Bailee was raised in Mead, Colorado before moving on to college, and has always had a tight bond with her parents. She hopes to maintain this relationship with her mother even after getting married and moving forward in her own life. Her and her fiancé Ryan have plans to move closer to the Irwin family in order to continue their already very close relationship. Bailee says Irwin is, “…extremely outgoing, caring, and she would do anything for anyone which is absolutely awesome. But she is very fun too.”
Irwin values the connections she has made with everyone she has got the chance to work with, including coworkers and students. She has made too many meaningful memories to count. “I have got pictures of babies of kids that I have had here at Erie High School. I just recently sent off a package to one of them that had just had a baby. I have been invited to many weddings and many baby showers, and they are kids that I will be close with for time to come.”

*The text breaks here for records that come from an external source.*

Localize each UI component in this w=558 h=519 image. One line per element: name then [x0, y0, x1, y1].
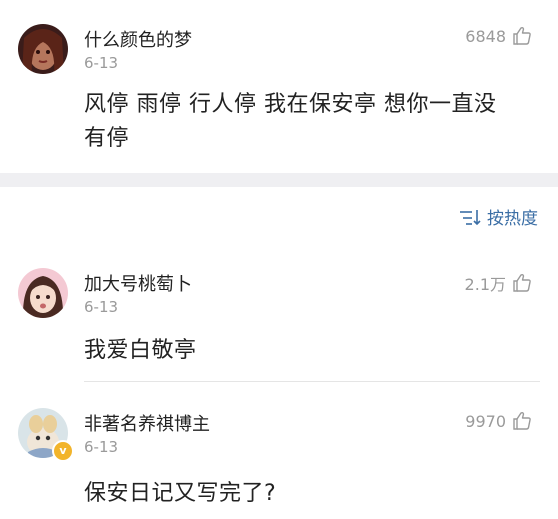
sort-icon	[460, 209, 481, 225]
thumbs-up-icon	[513, 411, 531, 430]
username[interactable]: 什么颜色的梦	[84, 26, 192, 52]
comment-text-line: 风停 雨停 行人停 我在保安亭 想你一直没	[84, 92, 497, 117]
avatar[interactable]	[18, 268, 68, 318]
comment-item: 加大号桃萄卜 6-13 2.1万 我爱白敬亭	[0, 250, 558, 380]
username[interactable]: 非著名养祺博主	[84, 410, 210, 436]
section-divider	[0, 173, 558, 187]
comment-text: 风停 雨停 行人停 我在保安亭 想你一直没 有停	[84, 88, 534, 156]
avatar-image-icon	[18, 268, 68, 318]
sort-label: 按热度	[487, 209, 538, 229]
like-button[interactable]: 6848	[465, 26, 532, 46]
comment-item: 什么颜色的梦 6-13 6848 风停 雨停 行人停 我在保安亭 想你一直没 有…	[0, 0, 558, 173]
sort-by-hot-button[interactable]: 按热度	[459, 204, 538, 229]
thumbs-up-icon	[513, 273, 531, 292]
comment-text-line: 有停	[84, 126, 130, 151]
username[interactable]: 加大号桃萄卜	[84, 270, 192, 296]
avatar-image-icon	[18, 24, 68, 74]
comment-date: 6-13	[84, 54, 119, 72]
comment-item: 非著名养祺博主 6-13 9970 保安日记又写完了?	[0, 382, 558, 519]
comments-page: 什么颜色的梦 6-13 6848 风停 雨停 行人停 我在保安亭 想你一直没 有…	[0, 0, 558, 519]
verified-badge-icon: v	[52, 440, 74, 462]
comment-date: 6-13	[84, 438, 119, 456]
like-count: 6848	[465, 26, 506, 46]
like-count: 9970	[465, 411, 506, 431]
like-button[interactable]: 2.1万	[465, 271, 532, 295]
comment-text: 保安日记又写完了?	[84, 481, 277, 506]
thumbs-up-icon	[513, 26, 531, 45]
like-count: 2.1万	[464, 275, 506, 294]
comment-text: 我爱白敬亭	[84, 338, 197, 363]
comment-date: 6-13	[84, 298, 119, 316]
like-button[interactable]: 9970	[465, 411, 532, 431]
avatar[interactable]	[18, 24, 68, 74]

Forming interpersonal bonds with kids attending the school is one of Irwin’s favorite parts of her job. She wishes more students knew her aim was not just to punish, her overall goal is to provide help and support wherever it is needed. “A lot of people, when I walk into the room to get a student or when I talk to them in the hall, associate me with ‘bad’. They think I only go after bad students or that is the only interaction that I have. I have a lot of parents that say, ‘Oh you will never have a problem with my kids. You probably will not even meet my kids because they are good kids.’ Well that is the one thing I love about my job, I am here for all of my kids and I do not look at any of them as bad, or if they are a good student, or this and that.”
Irwin finishes, “I want to get to know each of my kids here because I care about them all. I care about the ones that struggle just as much as the ones that really do not have any issues,” she continues, “If I cannot help them, I give them to somebody that can. Just letting the kids know that every one of them is important to me and I am not just here to bust your butt and get you in trouble, or scream at you, or any of that. That is sometimes what the campus supervisor stigma is.”
Irwin prides herself in coming to work every day with the purpose of improving school life for students. She concludes, “I can be scary if you lie or do something like that, but I am not a scary person. I am here for you through the good and the bad, and it does not matter what you have done. I look at you no differently the next day when you walk into this school.”
Molly Irwin’s hard-working, dedicated, and meaningful ways as a campus supervisor improve the security of Erie High School for students and staff alike. She greatly appreciates the memories she has made in her job so far and takes on her career every day in a way that ensures many more.